[七月五日]初,议并省考功文字,上问考辞何用,安石曰:“唐以来,州县申牒中书及诸司奏事、判事,皆有词,国初犹然。”上曰:“此诚无谓。”安石曰:“天下无道,辞有枝叶,从事虚华乃至此,此诚衰世之俗也。”上以为然。
[七月十三日]上问王安石义勇士如何,安石曰:“奉旨令臣弟安礼选举相度,观臣弟必不能选举,恐合自朝廷差,仍须候赵子几京西回,令与张京温同去乃济事。”上曰:“如何只赵子几偏了得?”安石曰:“宜先了河东一路。河东旧制,每年教一月,今令上番巡检下半月或十日,人情无不悦;又以东兵万人所费钱粮,且取一半或三分之二,依保甲养恤其人,即人理无不忻赖者。若更减得旧来诸军恩泽及程试武艺,又减武举所推恩例,并令人趋赴此,即一路豪杰无不乐从。此法凡欲用众,若法不合于众心,即难经久,若众心以此法为便,即此法自然经久。既行之久,人虽破坏,众必不以为允,如此乃为良法。又今义勇须三丁以上,今当如府界两丁以上尽收,三丁即出戍,出戍即以厚利诱之,两丁就于巡检下上番,上番如府界法,大略不过如此。但要遣人与经略、转运使及诸路长吏商量,令知朝廷立法之意,及要见本路民情所苦、所欲,因以寓法。”上曰:“鼓舞三路人皆成就,人岂少!”安石曰:“此极天下一大事,若成就即宗庙社稷安,夷狄无足畏者。”因论及宿卫尽是四方亡命奸猾,非宗社长计。上曰:“祖宗厚以财帛、官职抚此辈,固为此。”安石言:“五代之变,皆缘此辈。”上曰:“今百年旧俗未革。”安石曰:“观仁宗服药时事,即此辈亦似未能全然革心也。”冯京曰:“义勇虽云三丁以上,今亦有已死一丁,止存两丁不曾差替者。”安石曰:“既有两丁不差替,必有三丁不差上者。近闻义州义勇,两县户同,其一县得两指挥,一县只一指挥,即收刺有不尽处。今若用府界保甲法,即无收刺不尽,必然更增见在人数。”安石又言:“义勇、保甲为正长,须选物力高强即素为其乡闾所服、又不肯乞取侵牟人户,若贫户即须乞取侵牟,又或与富强有宿怨,倚法陵暴以报其宿怨也。”

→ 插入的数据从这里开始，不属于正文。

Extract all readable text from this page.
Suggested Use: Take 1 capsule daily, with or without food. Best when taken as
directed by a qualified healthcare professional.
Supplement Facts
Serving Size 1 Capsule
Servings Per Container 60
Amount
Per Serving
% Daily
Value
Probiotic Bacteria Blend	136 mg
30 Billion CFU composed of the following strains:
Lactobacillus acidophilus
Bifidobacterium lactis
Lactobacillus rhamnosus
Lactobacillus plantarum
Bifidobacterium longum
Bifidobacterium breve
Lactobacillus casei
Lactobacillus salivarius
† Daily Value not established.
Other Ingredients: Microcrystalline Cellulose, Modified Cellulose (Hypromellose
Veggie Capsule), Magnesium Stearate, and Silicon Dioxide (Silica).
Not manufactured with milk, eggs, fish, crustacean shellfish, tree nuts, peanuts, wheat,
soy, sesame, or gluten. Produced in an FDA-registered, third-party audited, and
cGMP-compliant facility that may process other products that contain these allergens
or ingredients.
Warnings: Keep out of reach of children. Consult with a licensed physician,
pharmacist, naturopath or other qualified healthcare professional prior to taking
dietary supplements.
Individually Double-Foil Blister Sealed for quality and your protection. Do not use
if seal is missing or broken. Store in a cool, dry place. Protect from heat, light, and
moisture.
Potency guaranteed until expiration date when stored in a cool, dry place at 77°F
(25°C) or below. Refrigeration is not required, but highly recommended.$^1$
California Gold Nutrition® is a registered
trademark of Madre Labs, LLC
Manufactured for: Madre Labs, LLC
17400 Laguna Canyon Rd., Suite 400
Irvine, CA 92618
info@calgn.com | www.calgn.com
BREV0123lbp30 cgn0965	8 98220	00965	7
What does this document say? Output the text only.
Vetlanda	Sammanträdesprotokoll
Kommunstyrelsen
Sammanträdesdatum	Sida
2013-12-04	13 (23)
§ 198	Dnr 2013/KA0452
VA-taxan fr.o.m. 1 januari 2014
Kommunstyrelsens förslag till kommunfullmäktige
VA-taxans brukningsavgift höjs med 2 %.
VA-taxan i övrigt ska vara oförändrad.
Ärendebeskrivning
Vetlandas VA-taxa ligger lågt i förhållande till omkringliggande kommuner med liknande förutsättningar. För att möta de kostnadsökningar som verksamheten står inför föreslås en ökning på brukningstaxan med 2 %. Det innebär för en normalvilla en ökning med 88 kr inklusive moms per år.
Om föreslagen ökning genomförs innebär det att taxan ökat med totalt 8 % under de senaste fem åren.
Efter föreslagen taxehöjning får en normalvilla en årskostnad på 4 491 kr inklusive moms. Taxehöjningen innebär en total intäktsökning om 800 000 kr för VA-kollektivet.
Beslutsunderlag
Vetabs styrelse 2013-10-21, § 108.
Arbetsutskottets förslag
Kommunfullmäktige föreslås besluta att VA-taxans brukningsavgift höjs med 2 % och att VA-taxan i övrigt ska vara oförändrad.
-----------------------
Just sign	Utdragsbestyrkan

[七月十五日]王安石曰:“臣闻‘天造草昧’,天之所造,其初尚草而不齐,昧而不明,及其成功,然后可观。如保甲事,初已见效如此,矧及其成功?今纵小可未如人意,犹宜迟之待其成就。计天下事,当于未成之时,逆见其必成之理,乃可以制事;不然,须其已成然后悦怿,即事于未成之时,已为人所破坏矣。”

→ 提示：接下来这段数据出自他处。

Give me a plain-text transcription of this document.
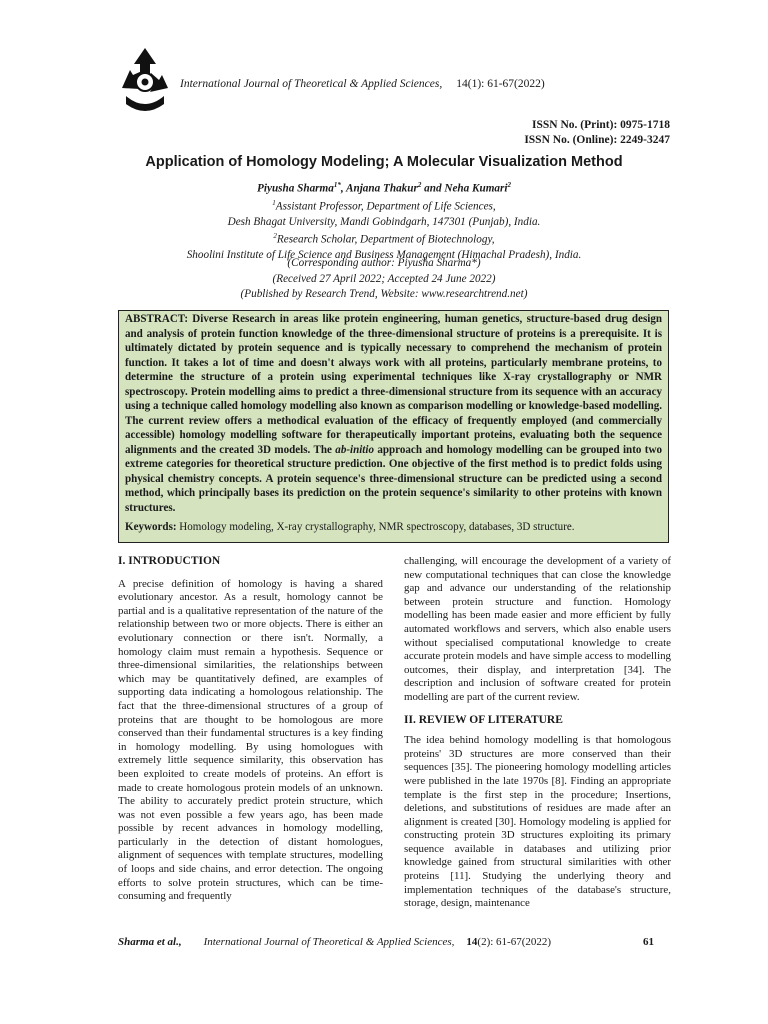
International Journal of Theoretical & Applied Sciences, 14(1): 61-67(2022)
ISSN No. (Print): 0975-1718
ISSN No. (Online): 2249-3247
Application of Homology Modeling; A Molecular Visualization Method
Piyusha Sharma$^{1*}$, Anjana Thakur$^2$ and Neha Kumari$^2$
$^1$Assistant Professor, Department of Life Sciences,
Desh Bhagat University, Mandi Gobindgarh, 147301 (Punjab), India.
$^2$Research Scholar, Department of Biotechnology,
Shoolini Institute of Life Science and Business Management (Himachal Pradesh), India.
(Corresponding author: Piyusha Sharma*)
(Received 27 April 2022; Accepted 24 June 2022)
(Published by Research Trend, Website: www.researchtrend.net)

ABSTRACT: Diverse Research in areas like protein engineering, human genetics, structure-based drug design and analysis of protein function knowledge of the three-dimensional structure of proteins is a prerequisite. It is ultimately dictated by protein sequence and is typically necessary to comprehend the mechanism of protein function. It takes a lot of time and doesn't always work with all proteins, particularly membrane proteins, to determine the structure of a protein using experimental techniques like X-ray crystallography or NMR spectroscopy. Protein modelling aims to predict a three-dimensional structure from its sequence with an accuracy using a technique called homology modelling also known as comparison modelling or knowledge-based modelling. The current review offers a methodical evaluation of the efficacy of frequently employed (and commercially accessible) homology modelling software for therapeutically important proteins, evaluating both the sequence alignments and the created 3D models. The ab-initio approach and homology modelling can be grouped into two extreme categories for theoretical structure prediction. One objective of the first method is to predict folds using physical chemistry concepts. A protein sequence's three-dimensional structure can be predicted using a second method, which principally bases its prediction on the protein sequence's similarity to other proteins with known structures.

Keywords: Homology modeling, X-ray crystallography, NMR spectroscopy, databases, 3D structure.

I. INTRODUCTION

A precise definition of homology is having a shared evolutionary ancestor. As a result, homology cannot be partial and is a qualitative representation of the nature of the relationship between two or more objects. There is either an evolutionary connection or there isn't. Normally, a homology claim must remain a hypothesis. Sequence or three-dimensional similarities, the relationships between which may be quantitatively defined, are examples of supporting data indicating a homologous relationship. The fact that the three-dimensional structures of a group of proteins that are thought to be homologous are more conserved than their fundamental structures is a key finding in homology modelling. By using homologues with extremely little sequence similarity, this observation has been exploited to create models of proteins. An effort is made to create homologous protein models of an unknown. The ability to accurately predict protein structure, which was not even possible a few years ago, has been made possible by recent advances in homology modelling, particularly in the detection of distant homologues, alignment of sequences with template structures, modelling of loops and side chains, and error detection. The ongoing efforts to solve protein structures, which can be time-consuming and frequently

challenging, will encourage the development of a variety of new computational techniques that can close the knowledge gap and advance our understanding of the relationship between protein structure and function. Homology modelling has been made easier and more efficient by fully automated workflows and servers, which also enable users without specialised computational knowledge to create accurate protein models and have simple access to modelling outcomes, their display, and interpretation [34]. The description and inclusion of software created for protein modelling are part of the current review.

II. REVIEW OF LITERATURE

The idea behind homology modelling is that homologous proteins' 3D structures are more conserved than their sequences [35]. The pioneering homology modelling articles were published in the late 1970s [8]. Finding an appropriate template is the first step in the procedure; Insertions, deletions, and substitutions of residues are made after an alignment is created [30]. Homology modeling is applied for constructing protein 3D structures exploiting its primary sequence available in databases and utilizing prior knowledge gained from structural similarities with other proteins [11]. Studying the underlying theory and implementation techniques of the database's structure, storage, design, maintenance

Sharma et al., International Journal of Theoretical & Applied Sciences, 14(2): 61-67(2022)	61
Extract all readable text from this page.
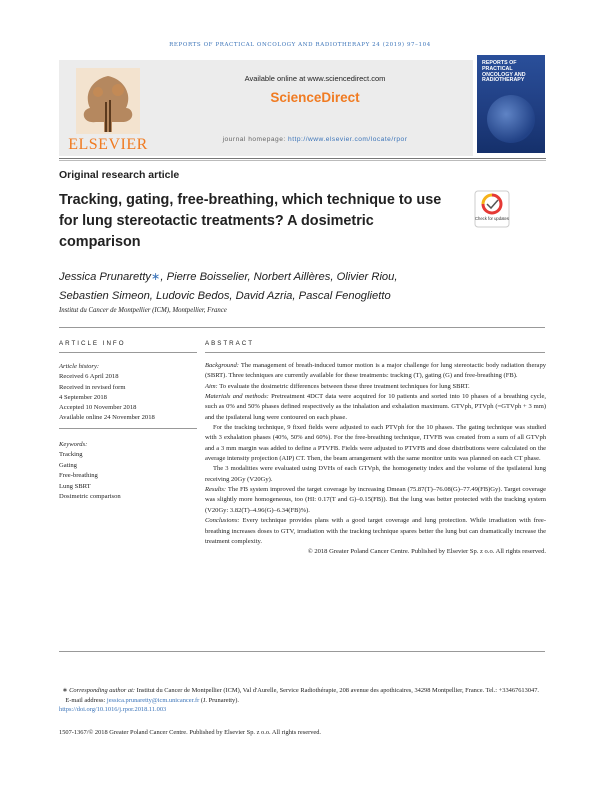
REPORTS OF PRACTICAL ONCOLOGY AND RADIOTHERAPY 24 (2019) 97–104
ELSEVIER
Available online at www.sciencedirect.com
ScienceDirect
journal homepage: http://www.elsevier.com/locate/rpor
REPORTS OF PRACTICAL ONCOLOGY AND RADIOTHERAPY
Original research article
Tracking, gating, free-breathing, which technique to use for lung stereotactic treatments? A dosimetric comparison
Check for updates
Jessica Prunaretty∗, Pierre Boisselier, Norbert Aillères, Olivier Riou,
Sebastien Simeon, Ludovic Bedos, David Azria, Pascal Fenoglietto
Institut du Cancer de Montpellier (ICM), Montpellier, France
ARTICLE INFO	ABSTRACT
Article history:
Received 6 April 2018
Received in revised form
4 September 2018
Accepted 10 November 2018
Available online 24 November 2018
Keywords:
Tracking
Gating
Free-breathing
Lung SBRT
Dosimetric comparison

Background: The management of breath-induced tumor motion is a major challenge for lung stereotactic body radiation therapy (SBRT). Three techniques are currently available for these treatments: tracking (T), gating (G) and free-breathing (FB).

Aim: To evaluate the dosimetric differences between these three treatment techniques for lung SBRT.

Materials and methods: Pretreatment 4DCT data were acquired for 10 patients and sorted into 10 phases of a breathing cycle, such as 0% and 50% phases defined respectively as the inhalation and exhalation maximum. GTVph, PTVph (=GTVph + 3 mm) and the ipsilateral lung were contoured on each phase.

For the tracking technique, 9 fixed fields were adjusted to each PTVph for the 10 phases. The gating technique was studied with 3 exhalation phases (40%, 50% and 60%). For the free-breathing technique, ITVFB was created from a sum of all GTVph and a 3 mm margin was added to define a PTVFB. Fields were adjusted to PTVFB and dose distributions were calculated on the average intensity projection (AIP) CT. Then, the beam arrangement with the same monitor units was planned on each CT phase.

The 3 modalities were evaluated using DVHs of each GTVph, the homogeneity index and the volume of the ipsilateral lung receiving 20Gy (V20Gy).

Results: The FB system improved the target coverage by increasing Dmean (75.87(T)–76.08(G)–77.49(FB)Gy). Target coverage was slightly more homogeneous, too (HI: 0.17(T and G)–0.15(FB)). But the lung was better protected with the tracking system (V20Gy: 3.82(T)–4.96(G)–6.34(FB)%).

Conclusions: Every technique provides plans with a good target coverage and lung protection. While irradiation with free-breathing increases doses to GTV, irradiation with the tracking technique spares better the lung but can dramatically increase the treatment complexity.

© 2018 Greater Poland Cancer Centre. Published by Elsevier Sp. z o.o. All rights reserved.

∗ Corresponding author at: Institut du Cancer de Montpellier (ICM), Val d'Aurelle, Service Radiothérapie, 208 avenue des apothicaires, 34298 Montpellier, France. Tel.: +33467613047.
E-mail address: jessica.prunaretty@icm.unicancer.fr (J. Prunaretty).
https://doi.org/10.1016/j.rpor.2018.11.003
1507-1367/© 2018 Greater Poland Cancer Centre. Published by Elsevier Sp. z o.o. All rights reserved.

[七月十六日]太子中允、秘阁校理、管勾秦凤缘边安抚司王韶为右正言、直集贤院,权秦凤路钤辖、合门通事舍人高遵裕为引进副使,落权字,进士王夏为江宁府法曹参军。韶等并以招纳蕃部特推恩,而夏者,韶母弟也,始议推韶恩,官其子,而上欲慰其母心,故先及其弟。始欲转韶两官,以太常博士直昭文馆,王安石曰:“韶功大,恐博士未称,宜与司谏、正言。”上从之。上又言:“高遵裕欲得一职名。”安石问上:“不知何等职名?”上曰:“欲得御带。”文彦博曰:“御带须带总管方除。”蔡挺曰:“此是要为将来总管资基,兼自总管便作管军。”安石曰:“亓赟昨来亦得御带,与总管不相须。若除管军,自系朝廷拔擢,不作御带亦不妨管军。”彦博曰:“亓赟是诸司使,若要除却合令作诸司使。”上曰:“曹佾亦是横行带御器械。”密院犹迟疑不决,上令与御带。
[七月二十一日]丁卯,诏枢密院、入内内侍省,内侍都知、押班并带御器械系外任差遣时,暂到阙者,除有旨及兼领在京司局并供职外,每日起居退,更不供职。从合门所请也。